CIPA was first described in 1932. In 1983, Dyck et al. named various diseases associated with analgesia as hereditary sensory and autonomic neuropathy. Indo et al. first discovered and identified NTRK1 located on lq21~q22 as its pathogenic gene in 1996. NTRK1 gene is associated with familial medullary thyroid carcinoma, hereditary sensory and autonomic neuropathy type 4 (also known as congenital pain insensitivity with anhidrosis). Among them, the hereditary mode of familial medullary thyroid cancer is autosomal dominant inheritance, and hereditary sensory and autonomic neuropathy type 4 are inherited autosomal recessive. NTRK1 gene is a part of human trk oncogene derived from colon cancer. It contains 17 exons and encodes 790 or 796 amino acids. The gene encoded tyrosine kinase receptor A (TRKA) is the high-affinity receptor of nerve growth factor (NGF) , NGF-TRKA system regulates the growth and development of peripheral and central neurons, maintains the survival of neurons, and plays a key role in pain, itching and inflammatory infections. Because NTRK1 gene mutation affects the encoding TRKA, the signal transduction pathway of NGF is blocked, axon apoptosis, and sensory neuron developmental defects, resulting in a complete lack of unmyelinated nerve fibers and small cells in the dorsal root ganglia and skin. The myelinated nerve fibers in the skin lose the control of the autonomic sympathetic neurons in the sweat glands, causing loss of superficial pain and no sweating, and then leading to hereditary sensory and autonomic neuropathy.
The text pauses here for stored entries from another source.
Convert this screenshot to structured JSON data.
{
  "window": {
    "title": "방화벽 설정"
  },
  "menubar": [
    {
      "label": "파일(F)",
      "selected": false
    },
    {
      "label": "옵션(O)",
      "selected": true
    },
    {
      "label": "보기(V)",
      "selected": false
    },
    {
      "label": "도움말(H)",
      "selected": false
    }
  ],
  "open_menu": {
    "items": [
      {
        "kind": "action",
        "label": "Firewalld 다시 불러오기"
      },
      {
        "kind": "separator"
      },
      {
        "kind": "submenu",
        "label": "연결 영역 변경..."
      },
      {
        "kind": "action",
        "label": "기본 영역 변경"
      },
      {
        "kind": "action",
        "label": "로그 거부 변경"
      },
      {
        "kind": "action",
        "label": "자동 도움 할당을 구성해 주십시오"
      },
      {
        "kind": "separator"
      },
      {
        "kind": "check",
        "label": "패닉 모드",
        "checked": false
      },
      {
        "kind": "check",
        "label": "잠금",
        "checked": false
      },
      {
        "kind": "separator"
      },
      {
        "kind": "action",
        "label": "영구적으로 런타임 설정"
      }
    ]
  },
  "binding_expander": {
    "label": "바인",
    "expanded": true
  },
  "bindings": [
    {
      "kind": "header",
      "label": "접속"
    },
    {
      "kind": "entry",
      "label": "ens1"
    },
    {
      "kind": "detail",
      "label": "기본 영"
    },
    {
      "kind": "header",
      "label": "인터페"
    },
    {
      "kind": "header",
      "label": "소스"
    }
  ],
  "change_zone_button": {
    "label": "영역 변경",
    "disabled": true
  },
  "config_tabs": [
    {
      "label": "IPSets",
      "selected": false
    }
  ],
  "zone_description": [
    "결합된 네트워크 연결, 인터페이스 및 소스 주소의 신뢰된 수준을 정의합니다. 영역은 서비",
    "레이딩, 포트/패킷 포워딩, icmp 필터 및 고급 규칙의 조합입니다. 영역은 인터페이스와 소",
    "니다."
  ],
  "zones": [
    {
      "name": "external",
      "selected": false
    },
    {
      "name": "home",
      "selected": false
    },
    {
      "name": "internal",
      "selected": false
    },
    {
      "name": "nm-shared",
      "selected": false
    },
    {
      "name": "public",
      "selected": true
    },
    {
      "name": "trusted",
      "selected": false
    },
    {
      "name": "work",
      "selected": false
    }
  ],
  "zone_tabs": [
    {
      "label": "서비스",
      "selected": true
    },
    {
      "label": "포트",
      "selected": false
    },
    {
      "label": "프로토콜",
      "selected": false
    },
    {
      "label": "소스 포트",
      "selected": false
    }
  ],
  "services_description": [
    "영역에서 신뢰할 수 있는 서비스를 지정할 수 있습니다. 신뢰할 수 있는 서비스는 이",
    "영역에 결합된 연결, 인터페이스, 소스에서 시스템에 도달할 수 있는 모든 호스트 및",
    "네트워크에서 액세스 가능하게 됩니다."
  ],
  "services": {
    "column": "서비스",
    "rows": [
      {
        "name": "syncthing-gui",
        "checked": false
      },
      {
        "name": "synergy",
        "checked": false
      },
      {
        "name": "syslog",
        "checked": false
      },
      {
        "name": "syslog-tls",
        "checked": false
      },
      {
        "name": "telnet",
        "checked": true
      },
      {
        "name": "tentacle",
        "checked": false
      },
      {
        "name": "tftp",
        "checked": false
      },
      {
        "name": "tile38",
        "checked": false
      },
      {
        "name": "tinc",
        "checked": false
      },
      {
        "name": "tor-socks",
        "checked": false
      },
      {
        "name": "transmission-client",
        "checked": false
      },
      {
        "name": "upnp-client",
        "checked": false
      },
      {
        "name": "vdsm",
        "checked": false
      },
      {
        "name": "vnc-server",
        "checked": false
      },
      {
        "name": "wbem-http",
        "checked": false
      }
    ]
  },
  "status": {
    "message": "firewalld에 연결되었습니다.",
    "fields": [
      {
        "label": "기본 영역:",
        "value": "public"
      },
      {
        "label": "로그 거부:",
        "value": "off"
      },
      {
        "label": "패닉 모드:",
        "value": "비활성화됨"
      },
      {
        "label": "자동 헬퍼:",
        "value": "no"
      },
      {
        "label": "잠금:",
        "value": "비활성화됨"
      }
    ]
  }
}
Mutations in the SCN9A gene cause congenital insensitivity to pain. The SCN9A gene participates in the formation of a sodium channel part (α subunit), which is called NaV1.7. Sodium channels transport positively charged sodium atoms (sodium ions) into the cell and play a key role in the cell's ability to generate and transmit electrical signals. NaV1.7 sodium channels are found in nerve cells called nociceptors, which can transmit pain signals to the spinal cord and brain. The NaV1.7 channel also exists in the nerve cells in the nasal cavity among the olfactory sensory neurons, and transmits olfactory-related signals to the brain. Mutations in the SCN9A gene that cause congenital insensitivity to pain lead to the production of non-functional alpha subunits that cannot bind to the NaV1.7 channel. As a result, the formation of NaV1.7 channels is limited. The lack of NaV1.7 channel will weaken the transmission of pain signals from the injured site to the brain, thereby making the affected person less sensitive to pain. The loss of this channel in olfactory sensory neurons may impair the transmission of smell-related signals to the brain, leading to insomnia.
In addition, genes that trigger congenital insensitivity to pain may also involve the functions of genes such as CLTCL1, NGF, PRDM12, SCN11A, and ZFHX2. Therefore, the cause of congenital analgesia is very complicated, and its specific pathogenesis needs to be further explored.